12/10/10

A gare


O comboio estava a chegar à estação de Alverca, mas devido a uns problemas quaisquer, teve que parar cerca de 50 metros atrás do acostumado local. As pessoas que vinham na primeira carruagem, no hall próximo da cabine do maquinista, apressaram-se a premir o botão da porta com intenção de a abrirem, só que as portas ainda estavam trancadas porque o comboio ainda tinha que avançar mais uns metros. Não tardou que duas garotas de arganel no nariz, phones nos ouvidos e a ruminarem pastilhas elásticas, batessem com as mãos na porta que dava acesso à cabine do maquinista dizendo: “Então, mas esta merda abre ou não abre?” O maquinista, apercebeu-se da confusão e fez soar o seguinte aviso nos altifalantes: “Informam-se todos os passageiros de que o comboio ainda não chegou à gare, logo que chegue, as portas serão desbloqueadas.” Perante este aviso, as ditas cachopas ainda se indignaram mais e ladraram o seguinte, continuando a bater na porta: “Olha, agora quer-nos levar para o Oriente… Nós não queremos ir para o Oriente, abra mas é esta porcaria.”

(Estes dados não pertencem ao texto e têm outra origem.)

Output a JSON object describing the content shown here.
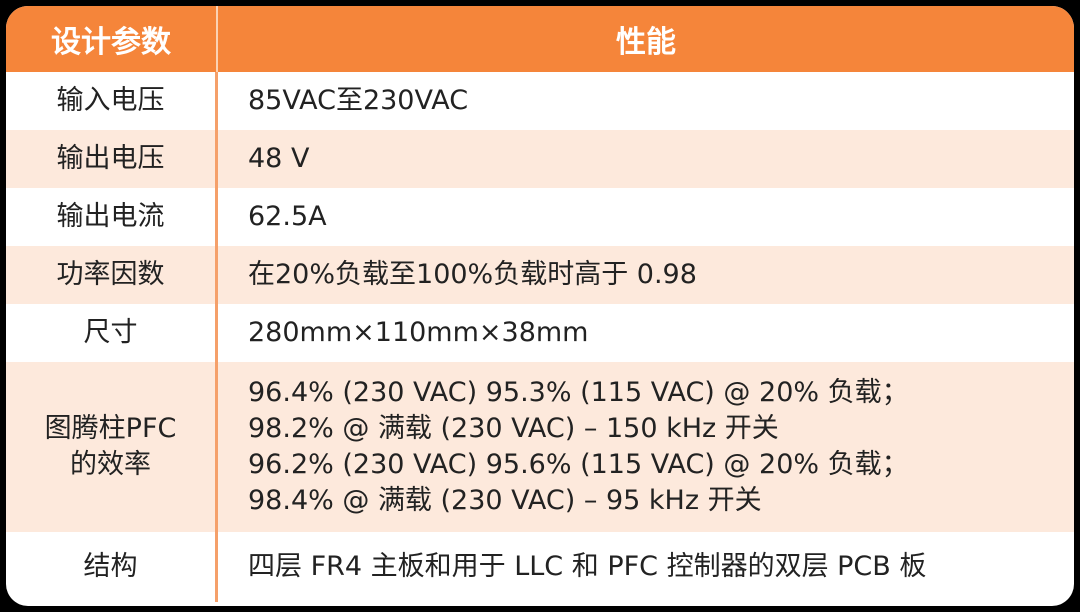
{
  "table": {
    "header": [
      "设计参数",
      "性能"
    ],
    "rows": [
      [
        [
          "输入电压"
        ],
        [
          "85VAC至230VAC"
        ]
      ],
      [
        [
          "输出电压"
        ],
        [
          "48 V"
        ]
      ],
      [
        [
          "输出电流"
        ],
        [
          "62.5A"
        ]
      ],
      [
        [
          "功率因数"
        ],
        [
          "在20%负载至100%负载时高于 0.98"
        ]
      ],
      [
        [
          "尺寸"
        ],
        [
          "280mm×110mm×38mm"
        ]
      ],
      [
        [
          "图腾柱PFC",
          "的效率"
        ],
        [
          "96.4% (230 VAC) 95.3% (115 VAC) @ 20% 负载；",
          "98.2% @ 满载 (230 VAC) – 150 kHz 开关",
          "96.2% (230 VAC) 95.6% (115 VAC) @ 20% 负载；",
          "98.4% @ 满载 (230 VAC) – 95 kHz 开关"
        ]
      ],
      [
        [
          "结构"
        ],
        [
          "四层 FR4 主板和用于 LLC 和 PFC 控制器的双层 PCB 板"
        ]
      ]
    ]
  }
}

Entretanto o comboio andou mais uns metros e as portas foram desbloqueadas. Uma das primeiras pessoas a sair dirigiu-se imediatamente para junto do maquinista e disparou: “Olhe lá, ó vizinho, para onde é que você quer levar esta coisa?” O maquinista ficou a olhar para ela embasbacado, se calhar a pensar o mesmo que eu: “De onde é que esta gente saiu? Só pode ter sido de um manicómio qualquer.”

11/10/10

A farsa

Recordo-me perfeitamente do rebentamento da “bomba”, quando há uns anos atrás a comunicação social denunciava os abusos sexuais de crianças da Casa Pia, acusando figuras públicas de estarem por detrás destes crimes hediondos. Carlos Cruz fora preso preventivamente por, na óptica do juiz, haver fortes indícios da prática de crime.

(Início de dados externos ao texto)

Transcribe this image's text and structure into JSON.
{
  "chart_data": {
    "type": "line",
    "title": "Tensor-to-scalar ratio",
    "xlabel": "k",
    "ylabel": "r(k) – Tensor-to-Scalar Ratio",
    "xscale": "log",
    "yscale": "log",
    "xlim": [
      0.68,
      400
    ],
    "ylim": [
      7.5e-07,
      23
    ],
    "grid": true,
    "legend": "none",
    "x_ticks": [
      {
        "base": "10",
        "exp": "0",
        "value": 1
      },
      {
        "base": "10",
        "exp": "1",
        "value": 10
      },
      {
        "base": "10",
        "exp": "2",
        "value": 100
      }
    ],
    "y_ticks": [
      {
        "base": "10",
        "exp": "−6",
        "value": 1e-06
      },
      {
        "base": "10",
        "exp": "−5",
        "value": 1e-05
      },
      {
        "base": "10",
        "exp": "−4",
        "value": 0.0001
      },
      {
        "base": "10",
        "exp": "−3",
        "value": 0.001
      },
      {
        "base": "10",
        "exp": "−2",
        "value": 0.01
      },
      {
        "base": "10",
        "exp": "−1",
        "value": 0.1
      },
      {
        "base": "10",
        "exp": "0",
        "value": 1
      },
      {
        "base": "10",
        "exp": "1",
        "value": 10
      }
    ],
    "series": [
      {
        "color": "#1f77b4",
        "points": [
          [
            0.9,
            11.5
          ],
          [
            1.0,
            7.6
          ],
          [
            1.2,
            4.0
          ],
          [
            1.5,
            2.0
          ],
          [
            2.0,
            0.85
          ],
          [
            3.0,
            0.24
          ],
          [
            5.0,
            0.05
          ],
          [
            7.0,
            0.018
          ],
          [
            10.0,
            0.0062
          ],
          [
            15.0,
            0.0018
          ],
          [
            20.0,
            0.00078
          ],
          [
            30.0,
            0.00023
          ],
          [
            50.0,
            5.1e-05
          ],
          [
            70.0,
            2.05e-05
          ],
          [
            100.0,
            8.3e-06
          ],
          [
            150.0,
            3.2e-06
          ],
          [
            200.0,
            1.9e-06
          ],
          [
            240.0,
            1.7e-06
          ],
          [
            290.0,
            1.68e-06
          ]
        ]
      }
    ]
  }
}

Lembro-me que, não obstante estes fortes indícios, se reuniram num almoço organizado por Fialho Gouveia, para demonstrarem solidariedade com o senhor, centenas de figuras públicas, das quais se destacavam: o maestro António Vitorino de Almeida, os cantores Rui Veloso, Paulo Gonzo e Paco Bandeira, os actores Raul Solnado e Marina Mota, a economista Helena Sacadura Cabral, os jornalistas Fernando Dacosta e Adelino Gomes, o criminologista Francisco Moita Flores e o ex-presidente da RTP e da Portugal Global João Carlos Silva.

Confesso que na altura fiquei perplexo com esta iniciativa, porque todos aqueles senhores não sabiam de forma alguma se estavam a apoiar um inocente ou um criminoso. Vamos pela pior das hipóteses: e se for um criminoso, não estará a ser precipitado este apoio? Toda esta farsa cheira-me a pressão sobre a justiça. Isto pensei eu. O tempo o dirá, continuei a pensar.

Agora que o dito senhor foi condenado, gostava de saber o que vai na cabeça dos solidários de quem pratica crimes destes… ou não acreditamos na justiça? Será que ela só é justa quando pune os miseráveis?